Он выходил на работу без пятнадцати девять, без пяти девять открывал дверь с табличкой «Не влезай – убьет». И тут Коля ненавидел всех. Его коллеги не были геями, по крайней мере никто из них не проявлял интереса к однополой любви. Они только выпивали вместе. Ничего особенного, но, возможно, именно это – частое общение в однополой компании – и приводит к латентной педерастии, а затем и…

Да нет, они ему не нравились по другой причине. Кто эти люди? Биологический мусор, от которого ни вреда, ни пользы. Так, гниет себе под солнцем. Раньше он хотел давать шанс и таким, но потом передумал. Не сейчас. Пусть пока гниют.

Николай открыл дверь с черепом, пронзенным молнией, нагнулся и вошел в узкое тесное помещение.

– О-о-о, – протянул Дмитрий Анатольевич – мужичок без окраски. Бесцветный, как воздух, только в отличие от него – на хрен никому не нужный. – Ктой-то к нам прише-е-ел? Громозека!
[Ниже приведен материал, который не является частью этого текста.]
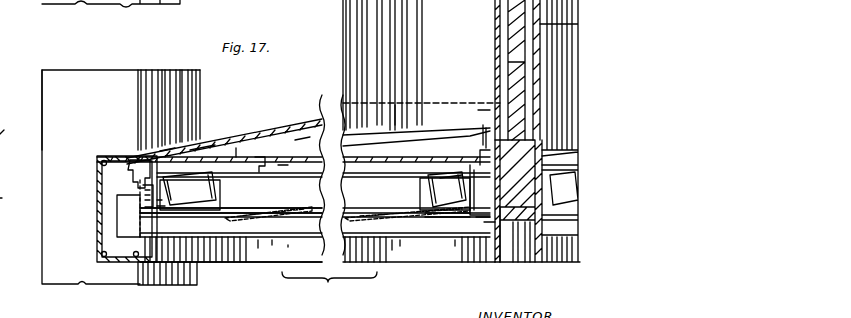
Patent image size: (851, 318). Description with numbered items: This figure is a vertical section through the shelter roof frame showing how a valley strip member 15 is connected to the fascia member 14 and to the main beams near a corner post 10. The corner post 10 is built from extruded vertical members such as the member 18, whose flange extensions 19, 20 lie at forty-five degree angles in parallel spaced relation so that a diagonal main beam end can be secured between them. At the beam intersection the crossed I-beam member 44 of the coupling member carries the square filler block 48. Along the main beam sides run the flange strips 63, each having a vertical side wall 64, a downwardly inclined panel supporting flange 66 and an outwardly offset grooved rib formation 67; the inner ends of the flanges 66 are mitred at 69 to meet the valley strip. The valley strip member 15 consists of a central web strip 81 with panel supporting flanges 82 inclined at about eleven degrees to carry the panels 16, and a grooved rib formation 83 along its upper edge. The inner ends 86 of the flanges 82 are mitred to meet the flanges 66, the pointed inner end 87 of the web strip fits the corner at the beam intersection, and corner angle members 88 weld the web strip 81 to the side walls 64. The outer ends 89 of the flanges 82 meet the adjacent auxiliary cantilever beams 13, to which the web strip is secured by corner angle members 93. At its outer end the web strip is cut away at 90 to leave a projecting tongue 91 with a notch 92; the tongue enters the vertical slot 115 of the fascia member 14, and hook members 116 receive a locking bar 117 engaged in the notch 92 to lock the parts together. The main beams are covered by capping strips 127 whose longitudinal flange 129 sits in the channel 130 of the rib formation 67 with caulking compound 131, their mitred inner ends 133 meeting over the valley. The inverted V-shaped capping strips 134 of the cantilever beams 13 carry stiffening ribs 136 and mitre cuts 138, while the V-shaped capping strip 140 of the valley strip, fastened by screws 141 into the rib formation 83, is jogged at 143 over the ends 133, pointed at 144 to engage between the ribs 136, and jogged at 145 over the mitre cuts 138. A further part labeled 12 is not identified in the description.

The corner post 10 is at (32, 75).
The column 12 is at (489, 15).
The auxiliary cantilever beam 13 is at (222, 275).
The fascia member 14 is at (84, 215).
The valley strip member 15 is at (258, 262).
The panel 16 is at (8, 122).
The extruded vertical member 18 is at (83, 70).
The flange extension 19 is at (186, 70).
The flange extension 20 is at (154, 70).
The I-beam member 44 is at (512, 80).
The square filler block 48 is at (523, 228).
The flange strip 63 is at (465, 228).
The vertical side wall 64 is at (462, 186).
The panel supporting flange 66 is at (478, 232).
The grooved rib formation 67 is at (467, 200).
The mitred inner end 69 is at (444, 220).
The central web strip 81 is at (395, 232).
The panel supporting flange 82 is at (290, 213).
The longitudinally grooved rib formation 83 is at (303, 138).
The inner end of flange 86 is at (420, 204).
The inner end of web strip lower margin 87 is at (486, 222).
The corner angle member 88 is at (427, 191).
The outer end of flange 89 is at (251, 215).
The cut-away corner 90 is at (158, 200).
The projecting tongue 91 is at (119, 221).
The notch 92 is at (143, 195).
The corner angle member 93 is at (203, 190).
The vertical slot 115 is at (157, 285).
The hook member 116 is at (101, 164).
The locking bar 117 is at (138, 189).
The capping strip 127 is at (335, 126).
The longitudinal flange 129 is at (484, 128).
The channel 130 is at (479, 110).
The weather sealing compound 131 is at (482, 125).
The inner end of capping strip 133 is at (432, 150).
The capping strip 134 is at (303, 137).
The stiffening rib 136 is at (165, 150).
The mitre cut 138 is at (198, 158).
The capping strip 140 is at (282, 167).
The screw 141 is at (260, 156).
The jog 143 is at (398, 107).
The pointed outer end 144 is at (198, 150).
The jog 145 is at (240, 155).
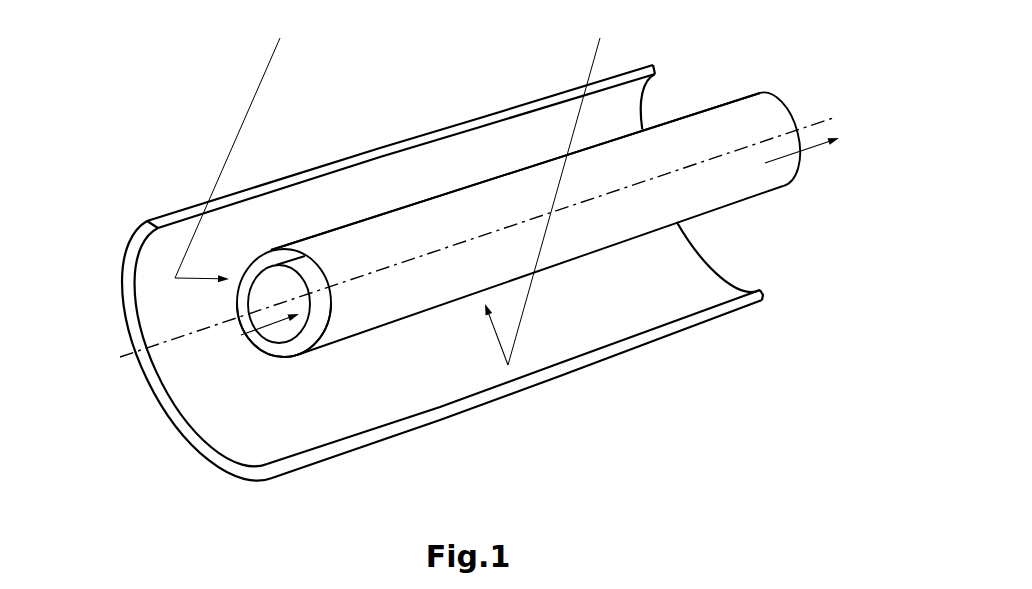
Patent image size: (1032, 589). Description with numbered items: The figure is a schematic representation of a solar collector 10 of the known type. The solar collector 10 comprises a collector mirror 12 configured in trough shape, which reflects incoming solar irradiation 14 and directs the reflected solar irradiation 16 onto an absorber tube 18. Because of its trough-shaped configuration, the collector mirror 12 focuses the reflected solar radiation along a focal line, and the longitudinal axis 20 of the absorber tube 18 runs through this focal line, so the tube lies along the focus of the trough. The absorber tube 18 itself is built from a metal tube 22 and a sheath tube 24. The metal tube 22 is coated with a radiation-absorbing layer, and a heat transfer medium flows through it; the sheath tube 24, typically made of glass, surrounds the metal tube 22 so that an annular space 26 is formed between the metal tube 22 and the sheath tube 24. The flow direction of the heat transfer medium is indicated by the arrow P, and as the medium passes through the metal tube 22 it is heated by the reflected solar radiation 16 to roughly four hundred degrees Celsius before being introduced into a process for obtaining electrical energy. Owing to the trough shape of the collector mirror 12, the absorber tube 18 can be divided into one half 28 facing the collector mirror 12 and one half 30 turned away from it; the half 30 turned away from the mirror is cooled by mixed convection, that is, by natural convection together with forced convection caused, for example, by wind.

The solar collector 10 is at (190, 83).
The collector mirror 12 is at (228, 458).
The solar irradiation 14 is at (252, 112).
The reflected solar irradiation 16 is at (201, 288).
The absorber tube 18 is at (732, 76).
The longitudinal axis 20 is at (132, 357).
The metal tube 22 is at (281, 346).
The sheath tube 24 is at (273, 252).
The annular space 26 is at (296, 352).
The half facing collector mirror 28 is at (241, 366).
The half turned away from collector mirror 30 is at (341, 252).
The arrow indicating flow direction P is at (523, 253).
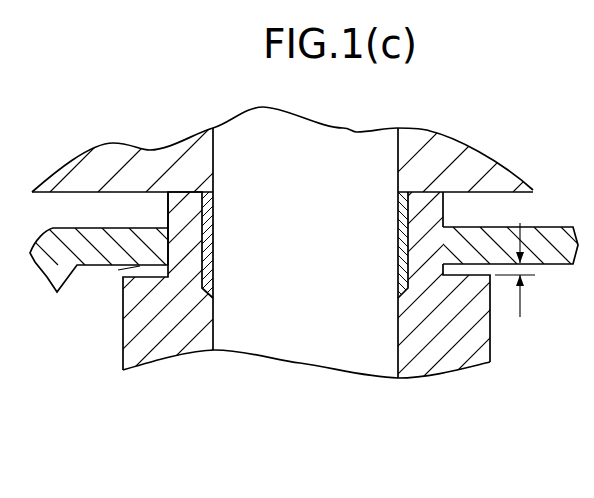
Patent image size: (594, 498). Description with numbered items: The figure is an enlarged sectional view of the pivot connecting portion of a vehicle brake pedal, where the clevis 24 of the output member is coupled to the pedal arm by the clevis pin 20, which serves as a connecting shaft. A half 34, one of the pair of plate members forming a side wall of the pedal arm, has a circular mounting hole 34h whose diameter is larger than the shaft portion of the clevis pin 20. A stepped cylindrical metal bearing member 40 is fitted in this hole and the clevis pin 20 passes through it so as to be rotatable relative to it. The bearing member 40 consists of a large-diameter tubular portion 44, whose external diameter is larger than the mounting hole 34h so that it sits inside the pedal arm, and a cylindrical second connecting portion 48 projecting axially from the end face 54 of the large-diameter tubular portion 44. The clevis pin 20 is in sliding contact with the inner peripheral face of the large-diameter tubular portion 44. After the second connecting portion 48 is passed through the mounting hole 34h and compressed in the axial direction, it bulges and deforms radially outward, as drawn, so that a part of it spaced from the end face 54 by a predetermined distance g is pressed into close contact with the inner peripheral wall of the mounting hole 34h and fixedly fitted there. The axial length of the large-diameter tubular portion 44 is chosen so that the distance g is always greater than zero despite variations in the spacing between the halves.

The clevis pin 20 is at (343, 150).
The clevis 24 is at (113, 160).
The half 34 is at (540, 238).
The mounting hole 34h is at (171, 257).
The bearing member 40 is at (101, 357).
The large-diameter tubular portion 44 is at (460, 338).
The second connecting portion 48 is at (425, 217).
The end face 54 is at (140, 266).
The predetermined distance g is at (519, 270).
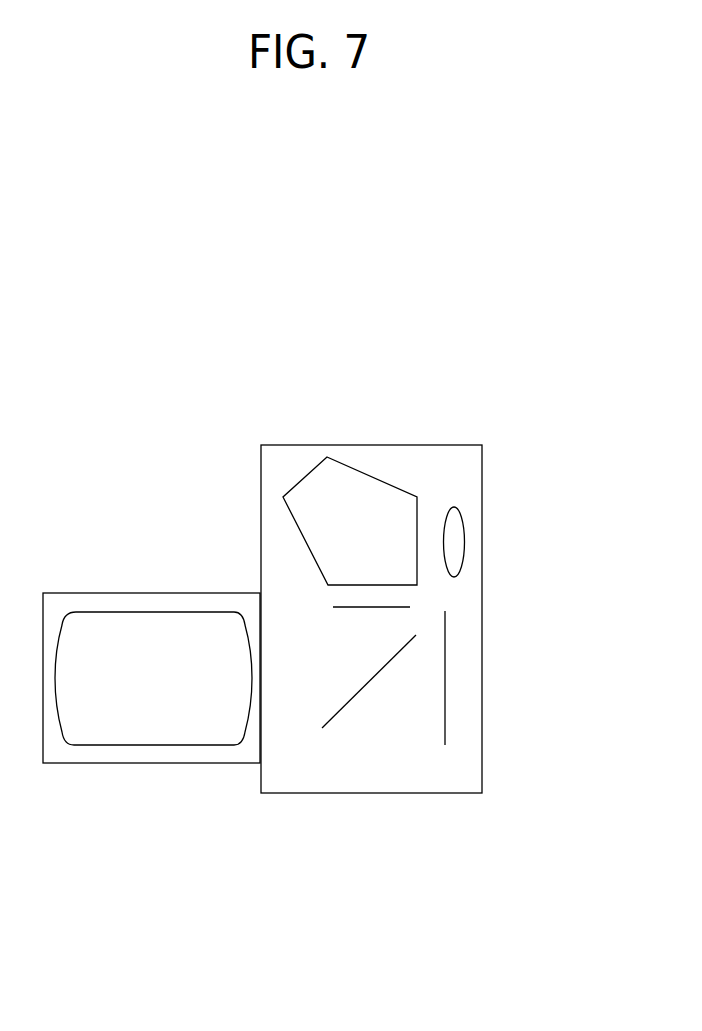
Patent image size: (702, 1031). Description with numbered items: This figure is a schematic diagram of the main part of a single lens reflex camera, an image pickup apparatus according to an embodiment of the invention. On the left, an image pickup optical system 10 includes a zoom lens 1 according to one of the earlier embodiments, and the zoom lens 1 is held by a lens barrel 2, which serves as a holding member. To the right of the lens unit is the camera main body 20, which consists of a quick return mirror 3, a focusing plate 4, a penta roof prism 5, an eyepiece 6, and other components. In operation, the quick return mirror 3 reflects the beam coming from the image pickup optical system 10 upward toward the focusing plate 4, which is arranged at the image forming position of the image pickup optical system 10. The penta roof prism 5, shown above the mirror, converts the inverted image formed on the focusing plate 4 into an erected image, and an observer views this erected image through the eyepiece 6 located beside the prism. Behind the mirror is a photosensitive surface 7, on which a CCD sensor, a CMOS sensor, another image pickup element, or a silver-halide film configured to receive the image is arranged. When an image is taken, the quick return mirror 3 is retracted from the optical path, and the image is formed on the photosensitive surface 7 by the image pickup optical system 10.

The zoom lens 1 is at (137, 612).
The lens barrel 2 is at (153, 765).
The quick return mirror 3 is at (356, 698).
The focusing plate 4 is at (350, 607).
The penta roof prism 5 is at (303, 477).
The eyepiece 6 is at (463, 515).
The photosensitive surface 7 is at (445, 668).
The image pickup optical system 10 is at (187, 573).
The camera main body 20 is at (345, 418).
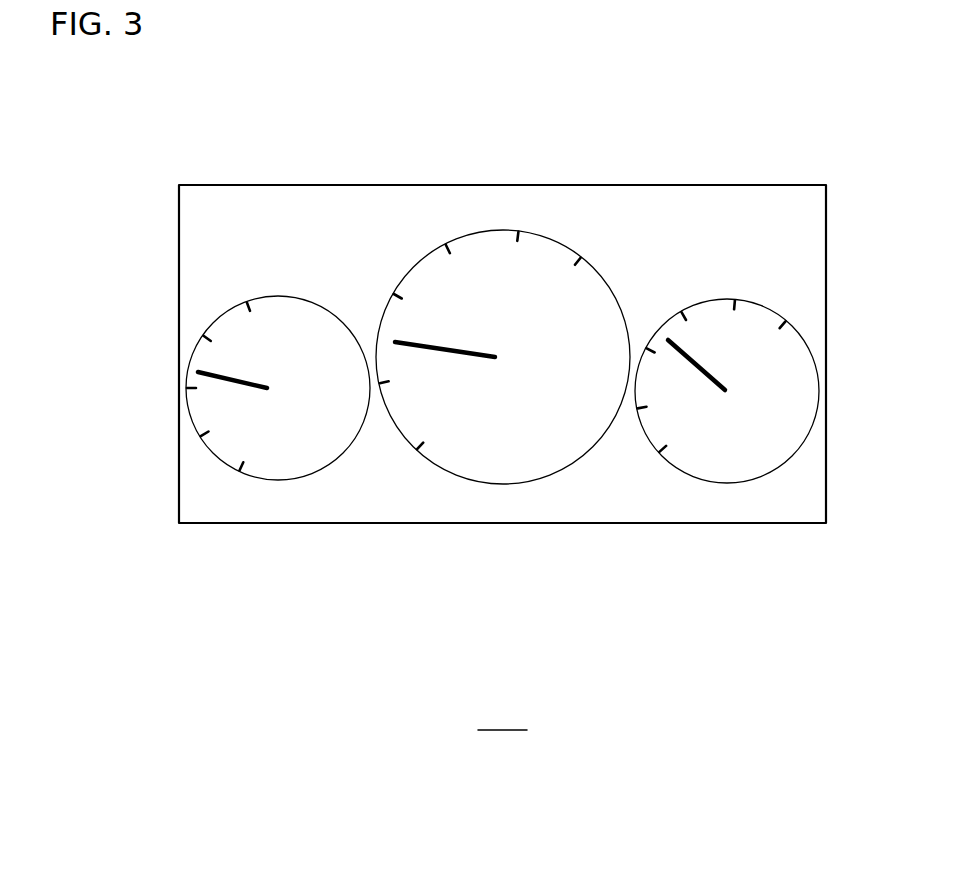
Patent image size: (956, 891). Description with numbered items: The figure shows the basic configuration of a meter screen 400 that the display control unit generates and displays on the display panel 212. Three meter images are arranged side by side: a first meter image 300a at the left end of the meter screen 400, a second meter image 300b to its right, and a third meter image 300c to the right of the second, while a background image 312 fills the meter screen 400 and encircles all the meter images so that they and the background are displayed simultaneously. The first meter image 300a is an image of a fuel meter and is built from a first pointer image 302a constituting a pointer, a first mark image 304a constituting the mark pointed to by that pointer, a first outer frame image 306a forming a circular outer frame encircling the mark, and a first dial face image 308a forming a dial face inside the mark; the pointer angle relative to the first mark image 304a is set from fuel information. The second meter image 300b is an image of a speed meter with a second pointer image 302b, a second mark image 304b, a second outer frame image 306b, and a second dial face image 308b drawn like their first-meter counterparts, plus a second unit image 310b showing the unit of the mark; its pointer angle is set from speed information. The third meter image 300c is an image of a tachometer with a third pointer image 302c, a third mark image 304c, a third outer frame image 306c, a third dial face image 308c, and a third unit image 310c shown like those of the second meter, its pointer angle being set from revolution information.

The display panel 212 is at (473, 416).
The meter screen 400 is at (179, 505).
The background image 312 is at (632, 500).
The first meter image 300a is at (277, 290).
The first pointer image 302a is at (203, 370).
The first mark image 304a is at (223, 337).
The first outer frame image 306a is at (262, 482).
The first dial face image 308a is at (315, 448).
The second meter image 300b is at (502, 225).
The second pointer image 302b is at (448, 345).
The second mark image 304b is at (458, 252).
The second outer frame image 306b is at (461, 480).
The second dial face image 308b is at (515, 442).
The second unit image 310b is at (522, 292).
The third meter image 300c is at (726, 295).
The third pointer image 302c is at (677, 342).
The third mark image 304c is at (691, 314).
The third outer frame image 306c is at (700, 480).
The third dial face image 308c is at (748, 460).
The third unit image 310c is at (747, 343).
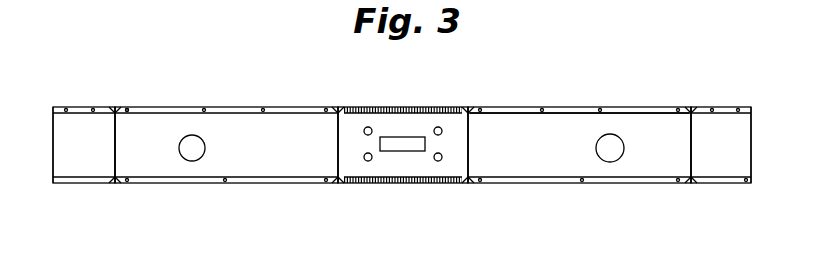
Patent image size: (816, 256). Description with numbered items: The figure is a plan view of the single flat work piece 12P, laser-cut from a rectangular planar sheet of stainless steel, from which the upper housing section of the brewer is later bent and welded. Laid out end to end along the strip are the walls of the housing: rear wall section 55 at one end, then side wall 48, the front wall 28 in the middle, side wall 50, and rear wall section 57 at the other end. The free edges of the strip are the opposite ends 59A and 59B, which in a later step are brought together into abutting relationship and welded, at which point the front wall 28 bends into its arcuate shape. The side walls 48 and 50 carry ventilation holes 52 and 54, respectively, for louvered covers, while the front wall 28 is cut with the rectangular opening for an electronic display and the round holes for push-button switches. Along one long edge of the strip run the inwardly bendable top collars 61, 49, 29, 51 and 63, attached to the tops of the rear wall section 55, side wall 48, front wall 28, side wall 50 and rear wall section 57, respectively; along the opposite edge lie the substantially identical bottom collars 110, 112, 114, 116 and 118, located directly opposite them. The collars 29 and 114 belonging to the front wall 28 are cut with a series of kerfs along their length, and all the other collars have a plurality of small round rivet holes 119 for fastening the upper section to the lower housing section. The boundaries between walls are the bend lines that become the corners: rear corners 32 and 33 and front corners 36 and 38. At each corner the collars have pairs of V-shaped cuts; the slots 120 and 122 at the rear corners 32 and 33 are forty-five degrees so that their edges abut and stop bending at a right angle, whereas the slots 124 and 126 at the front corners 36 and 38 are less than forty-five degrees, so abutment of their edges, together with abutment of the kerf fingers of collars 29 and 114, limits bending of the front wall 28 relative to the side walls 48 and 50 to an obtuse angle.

The work piece 12P is at (534, 103).
The front wall 28 is at (438, 166).
The top collar 29 is at (365, 107).
The rear corner 32 is at (115, 150).
The rear corner 33 is at (691, 150).
The front corner 36 is at (338, 150).
The front corner 38 is at (468, 150).
The side wall 48 is at (253, 162).
The top collar 49 is at (240, 107).
The side wall 50 is at (545, 165).
The top collar 51 is at (640, 107).
The ventilation hole 52 is at (192, 153).
The ventilation hole 54 is at (605, 155).
The rear wall section 55 is at (95, 162).
The rear wall section 57 is at (730, 165).
The end of work piece 59A is at (751, 148).
The end of work piece 59B is at (53, 147).
The top collar 61 is at (80, 107).
The top collar 63 is at (725, 107).
The bottom collar 110 is at (73, 183).
The bottom collar 112 is at (297, 183).
The bottom collar 114 is at (380, 183).
The bottom collar 116 is at (640, 183).
The bottom collar 118 is at (750, 183).
The rivet holes 119 is at (204, 107).
The V-shaped slots 120 is at (116, 107).
The V-shaped slots 122 is at (693, 107).
The V-shaped slots 124 is at (338, 107).
The V-shaped slots 126 is at (470, 107).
Николай похлопал себя по карманам в поисках отвертки, но вспомнив, где ее оставил, усмехнулся и прошел к своему шкафчику с инструментом, ничего не ответив коллеге.

5

В десять сорок пять Михаил Леонов припарковался у станции в том же месте, где около суток назад стояла машина Ани. Потоптался у газетного ларька, разглядывая отражения пассажиров подошедшего московского автобуса. Когда автобус отъехал, открыв обзор на торговую палатку, Миша увидел женщину, наблюдающую за ним.

Когда он обернулся, порог магазина оказался пуст. Миша посмотрел направо, в сторону Мамонова. Асфальтированная дорога заканчивалась метрах в ста от автостанции, обозначая рваной кромкой границу между двумя населенными пунктами. Наверняка и снегоуборочные машины – если таковые в этой глуши имелись – зимой работали строго до этой кромки. Миша перевел взгляд налево: сразу за станцией стояли крытые прилавки, за которыми уже сидели в окружении ведер с цветами женщины. Цветочный рассадник. Миша улыбнулся.

Итак. Трудно что-то искать там, где до тебя уже все перерыли. Миша не знал, с чего начать. Пройти по дачному поселку? Продавцы магазинчиков в маленьких городках знают даже то, чего не хотят знать. Покупатели несут свои новости взамен чужих. Магазин – это такой обменный пункт, в котором валютой служат сплетни. Миша вспомнил надпись на одной из торговых палаток, сделанную скорее всего каким-то обиженным человеком. «Пункт приема сплетен», – гласила надпись. Сплетни – те же новости, только пропущенные через призму личного взгляда рассказчика на события. Информация может быть как полезной, так и бесполезной, но это лучше, чем ничего. Поиск иголки в конкретном стоге сена предпочтительней поиска иголки там, где ее заведомо нет.

Миша Леонов осмотрелся. Тут было несколько «стогов», и в каждом из них он собирался найти иголку.

Но нашел нечто большее.

Для начала он решил пройтись по цветочным рядам.

– Подходи, сынок, выбирай. Тебе поярче или попушистей?